Complex numbers are composed of two components: the real part and the imaginary part. In a standard form, a complex number is written as \( a + bi \), where \( a \) represents the real part, and \( bi \) represents the imaginary part. The letter \( i \) is the imaginary unit, which satisfies the equation \( i^2 = -1 \). For example, in the complex number \(-8 + 4i\), \(-8\) is the real part and \(4i\) is the imaginary part.
Understanding these components is crucial as they help in performing arithmetic operations like addition or subtraction. To identify them:

• Look at the term without the \( i \); this is your real part.
• The term with \( i \) is your imaginary part.

Recognizing and separating these parts is the first step in working with complex numbers effectively.
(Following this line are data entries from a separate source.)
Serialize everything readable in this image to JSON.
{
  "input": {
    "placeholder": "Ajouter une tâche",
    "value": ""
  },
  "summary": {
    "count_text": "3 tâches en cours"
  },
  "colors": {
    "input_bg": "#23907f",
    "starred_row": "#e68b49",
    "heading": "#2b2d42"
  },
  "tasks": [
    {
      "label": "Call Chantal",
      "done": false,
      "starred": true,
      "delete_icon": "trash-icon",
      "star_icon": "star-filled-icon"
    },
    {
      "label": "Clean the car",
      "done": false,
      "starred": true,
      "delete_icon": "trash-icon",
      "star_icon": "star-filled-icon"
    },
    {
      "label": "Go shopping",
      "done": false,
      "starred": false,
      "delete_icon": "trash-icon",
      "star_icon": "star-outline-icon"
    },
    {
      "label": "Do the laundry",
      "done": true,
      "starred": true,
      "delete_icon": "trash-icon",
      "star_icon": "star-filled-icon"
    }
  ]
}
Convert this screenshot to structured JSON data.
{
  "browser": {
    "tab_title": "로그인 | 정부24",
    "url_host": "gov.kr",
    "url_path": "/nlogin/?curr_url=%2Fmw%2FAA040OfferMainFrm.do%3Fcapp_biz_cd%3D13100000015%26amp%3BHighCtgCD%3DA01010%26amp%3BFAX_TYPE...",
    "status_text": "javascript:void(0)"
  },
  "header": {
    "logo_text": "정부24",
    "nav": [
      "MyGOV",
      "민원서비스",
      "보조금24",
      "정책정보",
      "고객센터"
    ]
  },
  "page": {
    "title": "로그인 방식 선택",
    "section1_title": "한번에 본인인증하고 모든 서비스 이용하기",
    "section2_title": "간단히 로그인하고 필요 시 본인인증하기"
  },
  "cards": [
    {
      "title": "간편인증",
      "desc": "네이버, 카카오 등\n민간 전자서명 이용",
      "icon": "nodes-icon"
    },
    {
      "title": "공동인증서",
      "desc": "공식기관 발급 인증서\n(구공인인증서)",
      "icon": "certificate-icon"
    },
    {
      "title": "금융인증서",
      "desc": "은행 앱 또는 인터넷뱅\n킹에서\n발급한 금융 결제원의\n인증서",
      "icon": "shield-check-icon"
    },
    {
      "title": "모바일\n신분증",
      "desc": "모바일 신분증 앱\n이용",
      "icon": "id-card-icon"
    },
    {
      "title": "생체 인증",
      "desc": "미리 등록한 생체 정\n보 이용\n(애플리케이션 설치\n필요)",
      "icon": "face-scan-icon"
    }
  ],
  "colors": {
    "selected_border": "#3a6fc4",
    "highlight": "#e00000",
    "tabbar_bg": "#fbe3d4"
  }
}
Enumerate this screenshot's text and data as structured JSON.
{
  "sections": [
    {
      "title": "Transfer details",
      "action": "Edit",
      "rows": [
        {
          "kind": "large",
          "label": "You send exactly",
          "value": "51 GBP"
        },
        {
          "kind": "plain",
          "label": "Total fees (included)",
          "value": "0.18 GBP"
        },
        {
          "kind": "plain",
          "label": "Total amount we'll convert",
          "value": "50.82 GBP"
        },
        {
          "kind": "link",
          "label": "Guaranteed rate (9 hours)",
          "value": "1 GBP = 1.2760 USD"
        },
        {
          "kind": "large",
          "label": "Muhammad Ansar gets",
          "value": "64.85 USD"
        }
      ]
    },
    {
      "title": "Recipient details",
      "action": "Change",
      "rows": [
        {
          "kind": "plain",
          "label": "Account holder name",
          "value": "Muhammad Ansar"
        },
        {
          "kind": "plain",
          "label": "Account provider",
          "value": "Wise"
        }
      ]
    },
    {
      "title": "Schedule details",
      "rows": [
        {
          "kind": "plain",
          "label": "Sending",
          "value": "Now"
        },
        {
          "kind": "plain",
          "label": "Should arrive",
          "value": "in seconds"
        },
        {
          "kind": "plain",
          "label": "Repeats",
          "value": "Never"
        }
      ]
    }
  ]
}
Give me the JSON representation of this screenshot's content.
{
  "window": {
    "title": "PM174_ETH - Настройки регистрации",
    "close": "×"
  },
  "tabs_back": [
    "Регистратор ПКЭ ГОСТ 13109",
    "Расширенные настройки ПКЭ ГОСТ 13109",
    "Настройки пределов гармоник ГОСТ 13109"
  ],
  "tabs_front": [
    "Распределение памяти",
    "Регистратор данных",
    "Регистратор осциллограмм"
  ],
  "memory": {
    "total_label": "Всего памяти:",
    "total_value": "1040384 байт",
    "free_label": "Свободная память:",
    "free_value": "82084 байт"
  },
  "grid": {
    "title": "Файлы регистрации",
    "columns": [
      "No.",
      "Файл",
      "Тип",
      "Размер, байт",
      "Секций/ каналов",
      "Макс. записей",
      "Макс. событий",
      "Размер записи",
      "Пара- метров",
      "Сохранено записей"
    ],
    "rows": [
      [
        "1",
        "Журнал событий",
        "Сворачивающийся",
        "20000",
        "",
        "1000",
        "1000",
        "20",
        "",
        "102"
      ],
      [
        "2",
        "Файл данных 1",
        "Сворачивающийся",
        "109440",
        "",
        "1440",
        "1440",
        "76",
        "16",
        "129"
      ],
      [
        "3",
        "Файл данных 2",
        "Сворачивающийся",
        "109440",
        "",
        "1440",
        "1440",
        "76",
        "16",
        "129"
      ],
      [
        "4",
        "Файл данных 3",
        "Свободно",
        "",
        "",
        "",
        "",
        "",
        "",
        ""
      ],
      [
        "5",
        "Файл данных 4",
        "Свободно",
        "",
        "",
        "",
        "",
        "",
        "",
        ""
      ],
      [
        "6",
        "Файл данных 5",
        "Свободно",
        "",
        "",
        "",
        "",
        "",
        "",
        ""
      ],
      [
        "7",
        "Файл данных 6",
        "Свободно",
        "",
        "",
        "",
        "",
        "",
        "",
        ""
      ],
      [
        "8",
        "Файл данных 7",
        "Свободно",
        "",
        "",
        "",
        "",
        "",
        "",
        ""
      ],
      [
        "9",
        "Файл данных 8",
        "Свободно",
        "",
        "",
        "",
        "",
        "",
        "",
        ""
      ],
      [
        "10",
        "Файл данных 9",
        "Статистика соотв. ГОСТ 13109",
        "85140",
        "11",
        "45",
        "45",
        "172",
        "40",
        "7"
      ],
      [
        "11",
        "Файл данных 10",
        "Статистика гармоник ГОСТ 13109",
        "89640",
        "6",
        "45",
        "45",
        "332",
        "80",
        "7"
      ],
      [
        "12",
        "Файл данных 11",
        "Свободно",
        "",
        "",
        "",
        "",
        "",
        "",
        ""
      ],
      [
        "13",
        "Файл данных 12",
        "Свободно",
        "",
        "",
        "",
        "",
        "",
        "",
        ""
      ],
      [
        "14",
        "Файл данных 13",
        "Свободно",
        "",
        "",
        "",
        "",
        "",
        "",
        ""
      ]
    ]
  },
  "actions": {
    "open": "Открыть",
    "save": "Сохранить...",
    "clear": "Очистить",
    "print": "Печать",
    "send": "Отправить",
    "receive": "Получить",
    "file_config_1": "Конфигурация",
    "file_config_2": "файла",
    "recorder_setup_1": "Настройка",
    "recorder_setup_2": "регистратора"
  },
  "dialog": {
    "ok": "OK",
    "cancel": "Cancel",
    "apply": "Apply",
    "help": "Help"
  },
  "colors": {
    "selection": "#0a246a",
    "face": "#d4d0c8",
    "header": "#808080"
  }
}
When adding complex numbers, the process is quite straightforward. You need to combine the real parts together and the imaginary parts together to form a new complex number. Let's consider the addition of \((-8 + 4i)\) and \((2 + 6i)\).
Firstly, identify the real and imaginary parts:

• For \(-8 + 4i\), real: \(-8\), imaginary: \(4i\)
• For \(2 + 6i\), real: \(2\), imaginary: \(6i\)

Now, add the real parts:
\(-8 + 2 = -6\)
And add the imaginary parts:
\(4i + 6i = 10i\)
The new complex number formed by combining these sums is \(-6 + 10i\).
By following these simple steps, you can easily add any two complex numbers.

Algebraic expressions are mathematical phrases that can include numbers, variables, and operations. When dealing with complex numbers, these expressions often incorporate both real and imaginary numbers, making the manipulation a bit unique.
To handle expressions like \((-8 + 4i) + (2 + 6i)\), treat each part separately:

• Real numbers behave like regular numbers under addition or subtraction.
• Imaginary parts also follow standard arithmetic rules, but keep the \( i \) factor in mind, which does not multiply with the real coefficient.

Furthermore, realize the simplification process mirrors that of simple algebra: gathering like terms. Here, liken terms to separating real from imaginary components.
Understanding these concepts allows you to simplify and solve more complex mathematical tasks involving complex numbers effortlessly.